Ammaestrata dalla Sacra Scrittura, la Chiesa ha voluto incrementare l’uso dell’amen da parte dei fedeli, affidando a questa parola il compito di contrassegnare alcuni dei momenti più significativi della liturgia cristiana, tra i quali spicca la preghiera eucaristica. Fin dall’antichità infatti l’assemblea dei fedeli chiudeva la dossologia trinitaria con cui terminava la preghiera eucaristica («Per Cristo, con Cristo e in Cristo, a te, Dio Padre onnipotente, nell’unità dello Spirito Santo, ogni onore e gloria per tutti i secoli dei secoli») con il canto o la recita dell’amen.

Di questo amen si possono mettere in luce diversi aspetti: manifesta la dignità sacerdotale dei fedeli che, resi partecipi della mediazione sacerdotale di Cristo e animati dallo Spirito Santo, glorificano Dio Padre per il mistero santo dell’eucaristia; è un atto di fede nel sacramento dell’eucaristia, per mezzo del quale possiamo accedere alla salvezza che Cristo ha operato una volta per sempre sull’altare della croce; è un atto di adorazione di Gesù Cristo, l’Amen, il Testimone degno di fede e veritiero che ci invita alla comunione con lui per vivere di lui e della sua parola; è il preannuncio della futura liturgia celeste, quando contempleremo eternamente il volto di Dio e – come scriveva Sant’Agostino – «sarà con commozione ben superiore e indicibile che potremo dire: amen».

La ricchezza dei contenuti spirituali appena ricordati potrà essere colta più facilmente da tutti i partecipanti al rito liturgico anche grazie al modo con cui questo amen verrà eseguito.
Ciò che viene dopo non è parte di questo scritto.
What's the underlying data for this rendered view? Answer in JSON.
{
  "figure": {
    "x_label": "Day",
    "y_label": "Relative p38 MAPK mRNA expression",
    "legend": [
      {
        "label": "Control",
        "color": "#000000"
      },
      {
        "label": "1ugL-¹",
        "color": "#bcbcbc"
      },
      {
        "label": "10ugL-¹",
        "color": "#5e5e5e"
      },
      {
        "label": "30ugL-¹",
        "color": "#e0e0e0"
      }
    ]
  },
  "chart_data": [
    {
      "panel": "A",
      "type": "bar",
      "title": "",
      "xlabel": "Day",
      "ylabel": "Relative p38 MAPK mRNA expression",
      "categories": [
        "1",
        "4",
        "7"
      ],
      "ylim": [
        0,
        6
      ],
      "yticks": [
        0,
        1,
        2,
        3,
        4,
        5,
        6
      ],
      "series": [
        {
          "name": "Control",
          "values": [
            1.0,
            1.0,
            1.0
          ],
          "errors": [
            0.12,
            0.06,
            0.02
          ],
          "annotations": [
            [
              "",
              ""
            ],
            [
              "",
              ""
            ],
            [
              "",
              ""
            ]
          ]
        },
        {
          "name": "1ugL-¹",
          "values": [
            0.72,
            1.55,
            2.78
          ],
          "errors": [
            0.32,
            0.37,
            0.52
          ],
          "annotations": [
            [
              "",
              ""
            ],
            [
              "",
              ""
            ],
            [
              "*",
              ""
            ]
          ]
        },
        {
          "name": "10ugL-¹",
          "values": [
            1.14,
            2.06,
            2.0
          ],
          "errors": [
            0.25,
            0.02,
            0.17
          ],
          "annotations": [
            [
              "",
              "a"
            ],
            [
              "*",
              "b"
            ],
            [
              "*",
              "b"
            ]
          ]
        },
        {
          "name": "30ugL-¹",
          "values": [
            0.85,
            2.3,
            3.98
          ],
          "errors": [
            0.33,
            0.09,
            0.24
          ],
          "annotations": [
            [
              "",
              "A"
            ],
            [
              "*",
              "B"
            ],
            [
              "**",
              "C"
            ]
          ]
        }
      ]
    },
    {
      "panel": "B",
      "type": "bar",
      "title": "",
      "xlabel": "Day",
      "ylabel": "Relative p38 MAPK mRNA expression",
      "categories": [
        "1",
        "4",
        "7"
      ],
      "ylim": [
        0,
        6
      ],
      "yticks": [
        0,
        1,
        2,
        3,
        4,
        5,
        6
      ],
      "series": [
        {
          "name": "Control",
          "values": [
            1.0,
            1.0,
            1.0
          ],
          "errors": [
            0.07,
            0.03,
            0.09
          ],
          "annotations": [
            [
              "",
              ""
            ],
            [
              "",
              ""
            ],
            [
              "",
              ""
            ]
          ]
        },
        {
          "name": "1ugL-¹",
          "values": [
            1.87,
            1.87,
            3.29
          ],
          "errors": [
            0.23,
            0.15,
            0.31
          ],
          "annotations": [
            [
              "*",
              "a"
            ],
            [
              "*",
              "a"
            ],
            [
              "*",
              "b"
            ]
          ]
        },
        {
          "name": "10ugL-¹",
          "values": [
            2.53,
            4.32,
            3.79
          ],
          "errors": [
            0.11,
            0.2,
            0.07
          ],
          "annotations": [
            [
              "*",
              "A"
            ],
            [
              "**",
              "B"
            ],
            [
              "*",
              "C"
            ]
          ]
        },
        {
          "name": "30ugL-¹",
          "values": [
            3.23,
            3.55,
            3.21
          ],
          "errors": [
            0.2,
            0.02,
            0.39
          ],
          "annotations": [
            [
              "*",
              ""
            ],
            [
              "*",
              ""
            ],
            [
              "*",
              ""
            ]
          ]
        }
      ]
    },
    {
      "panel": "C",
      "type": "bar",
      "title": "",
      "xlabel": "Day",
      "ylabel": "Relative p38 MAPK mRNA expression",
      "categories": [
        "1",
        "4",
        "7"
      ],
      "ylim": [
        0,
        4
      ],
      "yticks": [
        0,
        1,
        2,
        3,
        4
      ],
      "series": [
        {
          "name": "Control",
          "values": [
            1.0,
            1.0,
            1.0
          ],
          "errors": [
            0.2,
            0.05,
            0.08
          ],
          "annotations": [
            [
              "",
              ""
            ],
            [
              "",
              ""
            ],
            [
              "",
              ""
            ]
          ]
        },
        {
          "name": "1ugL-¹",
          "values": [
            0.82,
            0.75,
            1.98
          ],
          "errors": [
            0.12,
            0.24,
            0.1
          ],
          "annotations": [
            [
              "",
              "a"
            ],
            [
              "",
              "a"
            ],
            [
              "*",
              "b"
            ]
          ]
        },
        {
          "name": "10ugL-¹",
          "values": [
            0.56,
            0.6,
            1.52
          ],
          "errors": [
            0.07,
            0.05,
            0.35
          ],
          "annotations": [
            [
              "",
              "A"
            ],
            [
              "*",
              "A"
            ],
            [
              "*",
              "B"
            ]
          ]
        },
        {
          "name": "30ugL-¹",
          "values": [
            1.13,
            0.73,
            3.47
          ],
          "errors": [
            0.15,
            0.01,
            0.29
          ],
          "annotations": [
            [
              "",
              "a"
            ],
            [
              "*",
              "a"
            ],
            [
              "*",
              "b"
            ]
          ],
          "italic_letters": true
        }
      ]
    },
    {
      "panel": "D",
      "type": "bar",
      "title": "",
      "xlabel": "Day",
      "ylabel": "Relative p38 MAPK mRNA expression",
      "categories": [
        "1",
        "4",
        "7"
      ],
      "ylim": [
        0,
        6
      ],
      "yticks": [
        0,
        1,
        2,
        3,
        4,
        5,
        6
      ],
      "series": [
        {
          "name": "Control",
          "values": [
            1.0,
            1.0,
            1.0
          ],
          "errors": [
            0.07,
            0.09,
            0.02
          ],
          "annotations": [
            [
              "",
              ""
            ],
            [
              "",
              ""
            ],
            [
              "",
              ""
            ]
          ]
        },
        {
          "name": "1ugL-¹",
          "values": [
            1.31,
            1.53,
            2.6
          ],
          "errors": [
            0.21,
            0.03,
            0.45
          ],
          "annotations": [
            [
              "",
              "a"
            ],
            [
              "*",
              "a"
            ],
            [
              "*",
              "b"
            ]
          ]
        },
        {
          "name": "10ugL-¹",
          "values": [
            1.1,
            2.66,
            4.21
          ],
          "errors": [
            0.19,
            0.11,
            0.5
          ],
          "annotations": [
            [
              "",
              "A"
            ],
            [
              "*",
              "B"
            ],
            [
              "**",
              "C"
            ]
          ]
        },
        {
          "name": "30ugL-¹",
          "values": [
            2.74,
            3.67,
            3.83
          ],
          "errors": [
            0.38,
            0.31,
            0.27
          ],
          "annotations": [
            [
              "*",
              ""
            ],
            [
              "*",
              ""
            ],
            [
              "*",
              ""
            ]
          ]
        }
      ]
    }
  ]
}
Prendendo a prestito l’immagine usata da San Girolamo, esso dovrebbe risuonare al cuore della santa messa come un «rombo di tuono» capace di scuotere l’edificio di culto. Ciò potrà avvenire se tutta l’assemblea, stando in piedi e accompagnata dall’organo, lo eseguirà in canto, ripetendo più volte l’amen della fede in un crescendo espressivo e sonoro.

La monizione per tutte le Messe

L’ultimo intervento dell’assemblea nella preghiera eucaristica è l’amen conclusivo. Questa parola ebraica, attestata in tutta la Sacra Scrittura, Antico e Nuovo Testamento, è messa sulle labbra dei fedeli perché possano manifestare la loro adesione di fede alle parole del sacerdote e all’opera di Dio evocata in quelle parole. Nel caso specifico, l’amen che chiude la preghiera eucaristica, è da considerarsi un atto di fede nel sacramento dell’eucaristia e un atto di adorazione rivolto a Gesù, l’Amen di Dio, che anticipa sulla terra l’amen cantato nella liturgia celeste. Ecco perché la sua esecuzione in canto da parte di tutto il popolo di Dio è da considerarsi la sua migliore modalità celebrativa.